When Congress passed an $8,000 tax credit for first-time home buyers last winter, it was intended as a dose of shock therapy during a crisis. Now the question is becoming whether the housing market can function without it.
As many as 40 percent of all home buyers this year will qualify for the credit. It is on track to cost $15 billion, more than twice the amount projected when Congress passed the stimulus bill in February.
In the view of the real estate industry and some economists, all that money is well spent. They contend the credit is doing what it was meant to do, encouraging a recovery in the housing market that is gathering steam. Analysts say the credit is directly responsible for several hundred thousand home sales.
Skeptics argue that most of the money is going to people who would have bought a home anyway. And they contend that unless it is allowed to expire on schedule in late November, the tax credit is likely to become one more expensive government program that refuses to die.

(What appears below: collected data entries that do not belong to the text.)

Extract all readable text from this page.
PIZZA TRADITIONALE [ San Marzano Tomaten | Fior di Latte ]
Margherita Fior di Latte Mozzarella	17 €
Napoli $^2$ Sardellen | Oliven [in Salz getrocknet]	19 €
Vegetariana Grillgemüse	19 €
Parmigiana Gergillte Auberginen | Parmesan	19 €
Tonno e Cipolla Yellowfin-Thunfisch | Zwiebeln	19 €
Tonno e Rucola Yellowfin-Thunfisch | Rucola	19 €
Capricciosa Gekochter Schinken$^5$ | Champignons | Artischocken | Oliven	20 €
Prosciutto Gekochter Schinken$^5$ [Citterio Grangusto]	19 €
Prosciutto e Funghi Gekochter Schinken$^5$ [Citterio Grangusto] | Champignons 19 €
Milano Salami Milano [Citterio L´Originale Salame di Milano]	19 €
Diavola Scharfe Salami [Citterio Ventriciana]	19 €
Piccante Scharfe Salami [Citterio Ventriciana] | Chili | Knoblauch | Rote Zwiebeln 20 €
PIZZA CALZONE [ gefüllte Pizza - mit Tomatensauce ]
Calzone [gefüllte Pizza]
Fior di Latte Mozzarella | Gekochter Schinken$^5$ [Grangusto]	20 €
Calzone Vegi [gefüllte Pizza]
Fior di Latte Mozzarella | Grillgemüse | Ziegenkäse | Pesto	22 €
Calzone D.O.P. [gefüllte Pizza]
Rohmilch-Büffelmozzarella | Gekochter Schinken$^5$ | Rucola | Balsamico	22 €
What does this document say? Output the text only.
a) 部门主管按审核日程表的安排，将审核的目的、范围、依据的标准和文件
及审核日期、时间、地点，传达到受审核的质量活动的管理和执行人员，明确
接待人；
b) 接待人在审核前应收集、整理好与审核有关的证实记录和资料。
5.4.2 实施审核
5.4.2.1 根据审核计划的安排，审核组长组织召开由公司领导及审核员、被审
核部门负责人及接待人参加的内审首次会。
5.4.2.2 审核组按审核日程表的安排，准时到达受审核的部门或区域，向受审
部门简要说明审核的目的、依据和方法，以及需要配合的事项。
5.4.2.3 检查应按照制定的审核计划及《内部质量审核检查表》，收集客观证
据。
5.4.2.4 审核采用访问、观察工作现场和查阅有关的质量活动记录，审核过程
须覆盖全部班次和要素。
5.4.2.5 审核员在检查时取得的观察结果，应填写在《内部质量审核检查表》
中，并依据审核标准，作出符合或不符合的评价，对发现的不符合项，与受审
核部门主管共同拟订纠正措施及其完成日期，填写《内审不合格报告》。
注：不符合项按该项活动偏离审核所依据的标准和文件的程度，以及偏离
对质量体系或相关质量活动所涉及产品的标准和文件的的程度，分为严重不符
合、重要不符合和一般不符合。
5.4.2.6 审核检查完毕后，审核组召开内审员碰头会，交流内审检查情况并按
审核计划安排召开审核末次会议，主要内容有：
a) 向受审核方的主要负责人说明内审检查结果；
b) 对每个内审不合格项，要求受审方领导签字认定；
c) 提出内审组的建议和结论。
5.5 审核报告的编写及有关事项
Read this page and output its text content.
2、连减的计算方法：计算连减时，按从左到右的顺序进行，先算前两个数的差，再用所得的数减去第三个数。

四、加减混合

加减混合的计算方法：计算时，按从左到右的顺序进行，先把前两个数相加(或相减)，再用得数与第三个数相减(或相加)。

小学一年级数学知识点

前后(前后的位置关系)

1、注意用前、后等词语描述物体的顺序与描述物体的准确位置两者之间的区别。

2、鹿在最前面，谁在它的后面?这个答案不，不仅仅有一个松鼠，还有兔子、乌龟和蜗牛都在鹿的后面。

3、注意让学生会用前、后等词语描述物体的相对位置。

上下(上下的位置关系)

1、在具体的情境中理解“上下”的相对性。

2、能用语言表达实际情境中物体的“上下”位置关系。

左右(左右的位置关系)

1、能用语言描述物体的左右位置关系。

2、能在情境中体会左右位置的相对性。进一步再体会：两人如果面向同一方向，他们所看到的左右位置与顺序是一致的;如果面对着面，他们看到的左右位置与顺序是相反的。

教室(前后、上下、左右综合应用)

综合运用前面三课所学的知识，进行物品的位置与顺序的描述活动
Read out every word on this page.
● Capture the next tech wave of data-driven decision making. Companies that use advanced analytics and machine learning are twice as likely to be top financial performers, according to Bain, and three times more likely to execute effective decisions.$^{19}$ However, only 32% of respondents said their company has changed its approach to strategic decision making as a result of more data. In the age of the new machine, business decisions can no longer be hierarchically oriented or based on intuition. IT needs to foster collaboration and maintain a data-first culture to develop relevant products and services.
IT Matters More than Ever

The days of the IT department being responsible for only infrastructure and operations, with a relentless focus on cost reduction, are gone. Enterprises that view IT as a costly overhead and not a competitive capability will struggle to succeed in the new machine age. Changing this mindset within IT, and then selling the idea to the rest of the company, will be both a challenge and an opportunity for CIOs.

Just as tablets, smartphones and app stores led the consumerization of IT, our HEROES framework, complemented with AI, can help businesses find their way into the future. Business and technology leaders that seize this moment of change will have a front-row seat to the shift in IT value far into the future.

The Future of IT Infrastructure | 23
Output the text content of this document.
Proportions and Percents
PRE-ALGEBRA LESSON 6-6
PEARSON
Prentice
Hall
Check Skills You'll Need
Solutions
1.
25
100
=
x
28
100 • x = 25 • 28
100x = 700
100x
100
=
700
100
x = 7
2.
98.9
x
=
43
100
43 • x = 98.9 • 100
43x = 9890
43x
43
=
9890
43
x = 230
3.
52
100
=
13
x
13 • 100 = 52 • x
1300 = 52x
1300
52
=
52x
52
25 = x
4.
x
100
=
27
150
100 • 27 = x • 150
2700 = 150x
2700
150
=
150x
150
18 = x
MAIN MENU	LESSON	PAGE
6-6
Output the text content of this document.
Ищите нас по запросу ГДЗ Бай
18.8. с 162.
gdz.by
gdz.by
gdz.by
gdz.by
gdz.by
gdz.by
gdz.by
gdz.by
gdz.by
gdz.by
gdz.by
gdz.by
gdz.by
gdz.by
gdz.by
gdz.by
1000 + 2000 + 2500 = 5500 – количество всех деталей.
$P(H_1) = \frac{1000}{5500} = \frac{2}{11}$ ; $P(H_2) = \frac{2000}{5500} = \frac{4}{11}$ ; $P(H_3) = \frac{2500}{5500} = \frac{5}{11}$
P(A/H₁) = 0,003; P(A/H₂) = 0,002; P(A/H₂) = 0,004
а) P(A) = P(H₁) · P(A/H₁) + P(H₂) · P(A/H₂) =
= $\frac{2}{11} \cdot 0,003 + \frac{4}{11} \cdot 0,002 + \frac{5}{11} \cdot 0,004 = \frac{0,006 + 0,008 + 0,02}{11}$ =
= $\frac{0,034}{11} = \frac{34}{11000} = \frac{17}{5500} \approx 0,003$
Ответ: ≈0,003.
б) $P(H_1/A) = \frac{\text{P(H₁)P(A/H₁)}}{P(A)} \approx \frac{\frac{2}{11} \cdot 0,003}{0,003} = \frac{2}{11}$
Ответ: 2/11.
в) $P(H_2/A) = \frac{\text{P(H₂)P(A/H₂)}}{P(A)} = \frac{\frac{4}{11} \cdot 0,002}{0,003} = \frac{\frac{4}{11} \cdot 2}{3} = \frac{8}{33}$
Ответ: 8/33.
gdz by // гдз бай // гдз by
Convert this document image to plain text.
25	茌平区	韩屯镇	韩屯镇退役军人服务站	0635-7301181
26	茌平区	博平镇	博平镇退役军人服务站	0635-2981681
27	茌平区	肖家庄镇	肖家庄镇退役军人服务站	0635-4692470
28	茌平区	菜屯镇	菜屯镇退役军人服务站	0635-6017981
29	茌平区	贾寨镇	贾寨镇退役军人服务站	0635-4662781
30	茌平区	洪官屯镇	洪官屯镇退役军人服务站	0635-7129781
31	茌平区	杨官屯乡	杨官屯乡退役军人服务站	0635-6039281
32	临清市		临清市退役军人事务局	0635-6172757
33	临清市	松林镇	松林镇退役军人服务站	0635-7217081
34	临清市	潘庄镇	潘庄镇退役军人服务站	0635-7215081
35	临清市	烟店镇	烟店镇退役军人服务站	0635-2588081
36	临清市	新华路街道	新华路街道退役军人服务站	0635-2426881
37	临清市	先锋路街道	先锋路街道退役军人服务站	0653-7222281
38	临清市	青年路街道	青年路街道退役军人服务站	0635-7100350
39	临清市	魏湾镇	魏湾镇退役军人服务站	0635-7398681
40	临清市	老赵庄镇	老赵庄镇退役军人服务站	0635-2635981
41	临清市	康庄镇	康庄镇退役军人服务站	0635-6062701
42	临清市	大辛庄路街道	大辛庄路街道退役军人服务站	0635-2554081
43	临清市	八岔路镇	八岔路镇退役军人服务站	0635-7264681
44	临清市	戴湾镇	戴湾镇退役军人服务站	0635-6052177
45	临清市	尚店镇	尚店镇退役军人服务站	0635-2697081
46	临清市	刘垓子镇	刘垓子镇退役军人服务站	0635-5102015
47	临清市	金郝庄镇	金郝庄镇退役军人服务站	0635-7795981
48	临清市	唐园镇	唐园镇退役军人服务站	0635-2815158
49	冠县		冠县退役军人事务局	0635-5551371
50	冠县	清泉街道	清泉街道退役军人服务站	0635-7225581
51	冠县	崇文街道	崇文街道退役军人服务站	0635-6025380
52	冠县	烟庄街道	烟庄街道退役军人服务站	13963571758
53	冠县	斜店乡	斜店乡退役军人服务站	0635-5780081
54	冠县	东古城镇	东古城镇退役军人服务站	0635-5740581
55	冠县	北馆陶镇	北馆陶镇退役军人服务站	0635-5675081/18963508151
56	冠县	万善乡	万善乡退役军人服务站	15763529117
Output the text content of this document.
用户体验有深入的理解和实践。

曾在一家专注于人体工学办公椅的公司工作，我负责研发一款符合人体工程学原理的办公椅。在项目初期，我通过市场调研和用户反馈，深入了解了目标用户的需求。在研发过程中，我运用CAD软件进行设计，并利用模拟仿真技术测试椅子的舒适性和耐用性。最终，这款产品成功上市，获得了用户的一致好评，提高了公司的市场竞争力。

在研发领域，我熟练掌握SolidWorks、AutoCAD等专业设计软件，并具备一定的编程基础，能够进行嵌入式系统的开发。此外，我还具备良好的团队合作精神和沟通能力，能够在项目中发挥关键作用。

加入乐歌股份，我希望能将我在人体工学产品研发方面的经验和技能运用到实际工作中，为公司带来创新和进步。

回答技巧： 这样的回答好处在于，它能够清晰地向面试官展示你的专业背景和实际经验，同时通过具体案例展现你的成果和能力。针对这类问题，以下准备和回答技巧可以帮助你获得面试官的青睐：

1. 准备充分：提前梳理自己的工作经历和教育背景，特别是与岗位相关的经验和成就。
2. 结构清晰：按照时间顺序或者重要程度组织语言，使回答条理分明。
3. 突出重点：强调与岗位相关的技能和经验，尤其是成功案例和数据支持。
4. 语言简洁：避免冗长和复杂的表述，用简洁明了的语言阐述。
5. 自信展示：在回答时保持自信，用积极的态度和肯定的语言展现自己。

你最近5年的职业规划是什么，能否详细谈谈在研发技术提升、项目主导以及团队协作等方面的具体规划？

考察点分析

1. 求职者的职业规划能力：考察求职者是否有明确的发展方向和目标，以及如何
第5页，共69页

The real estate industry, including the powerful 1.1 million-member National Association of Realtors, wants Congress to extend the credit at least through next summer. The group hopes to expand the program to $15,000 and to allow all buyers, not just those who have been out of the market for at least three years, to qualify. The price tag on that plan: $50 billion to $100 billion.
Mortgage applications increased nearly 10 percent for the week ending Sept. 3 from late August, the largest gain since early April and the latest of many signs of life in real estate. The upturn can be attributed to several factors: the return of confidence, very low mortgage rates, and prices in some markets that are at decade-low levels.
But the looming expiration of the tax credit Nov. 30 seems to be playing a role too.
The National Association of Realtors estimates about 350,000 sales this year would not have happened without the lure of the tax credit. Moody's Economy.com used computer modeling to put the number at 400,000.
Economists are sharply split on the merits of another round of government help.
Mark Zandi, chief economist of Moody's Economy.com, favors expanding the credit to all home buyers, even investors, into next summer. "The risks of not doing something like this are too great," he said. "I don't think the coast is clear."
James Glassman of JPMorgan Chase echoed those views but said he favored continuing to restrict the credit to first-time buyers.
On the other side of the issue is the Tax Policy Center, a joint venture of the Brookings Institution and the Urban Institute. It labeled the original credit as one of the worst provisions of the stimulus package, on the grounds that the money is a bonus for people who would buy a house anyway. The center has an even dimmer view of extending the credit to all buyers.
"Is this the best way to spend money we don't have?" asked senior fellow Roberton Williams.